Many sensors stop when batteries run out. These sensors get power from sunlight, heat, or movement and keep running for years without help.
Many sensor applications today face a common challenge which is powering devices in environments where battery replacement is difficult, costly, or impractical. Researchers from the University of Arkansas and the University of Michigan are tackling this by developing ultra-low-power, self-powered temperature sensors that harvest energy directly from the environment.
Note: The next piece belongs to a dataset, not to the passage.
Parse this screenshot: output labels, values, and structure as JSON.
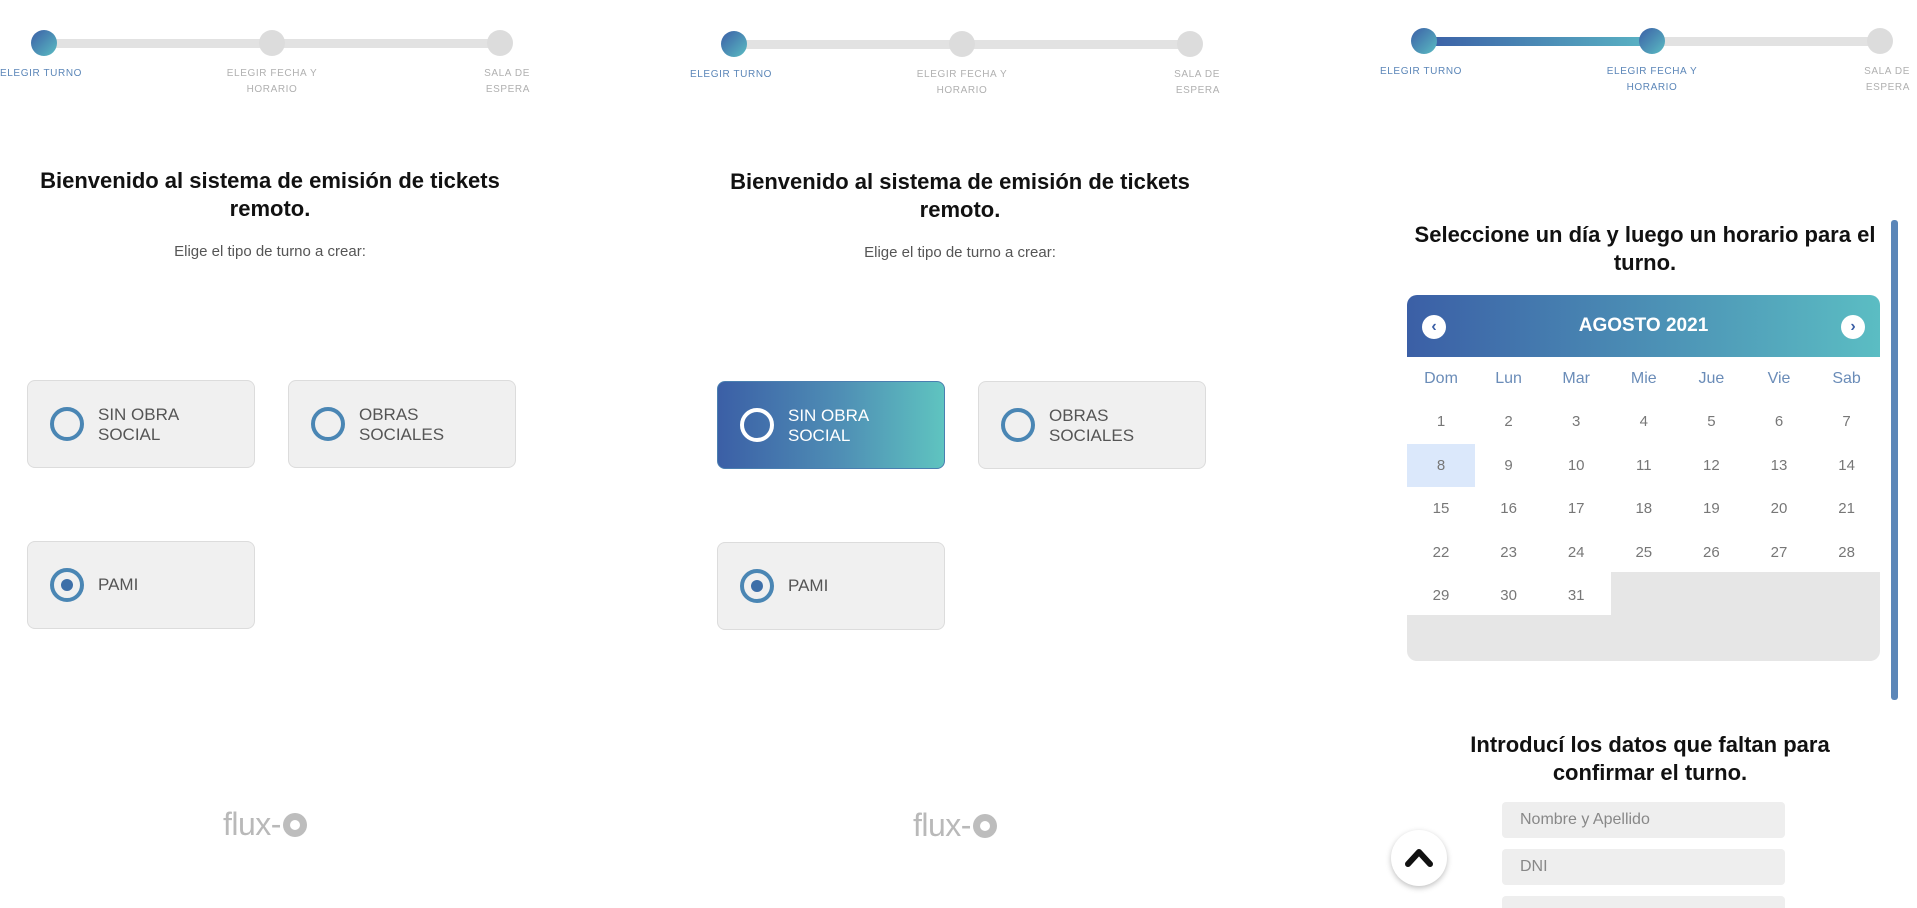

The new sensors use graphene-based solar cells to draw energy from sunlight and other environmental sources, eliminating the need for conventional batteries. They consume power at the nanowatt level, a billion times less than standard sensors, and can operate autonomously for decades. This “set it and forget it” design could dramatically reduce maintenance costs while supporting large-scale Internet of Things deployments.
The sensors are designed to be multimodal, capable of supplementing solar energy with thermal, kinetic, acoustic, or ambient radiation when sunlight is insufficient. This flexibility makes them suitable for applications where access is limited or frequent servicing is impractical, such as monitoring livestock, climate conditions in agriculture, or building security systems.
To achieve this, the researchers removed the conventional power management unit and connected three sets of graphene solar cells directly to storage capacitors. These capacitors provide the voltage needed to run the sensor, allowing it to operate for over 24 hours after only a few minutes of charging. This approach reduces power consumption and extends the device’s operational lifetime without relying on rechargeable batteries.
The development process involved fabricating multiple graphene solar cells, assembling them with wire bonding, and testing their performance under light exposure. Cells were connected in series to boost output voltage, ensuring the sensor has sufficient energy even in variable conditions.
The next step in the research is integrating a kinetic energy harvester to capture vibrations in addition to solar energy. This will create a fully multimodal system capable of drawing power from multiple environmental sources, further increasing reliability and autonomy.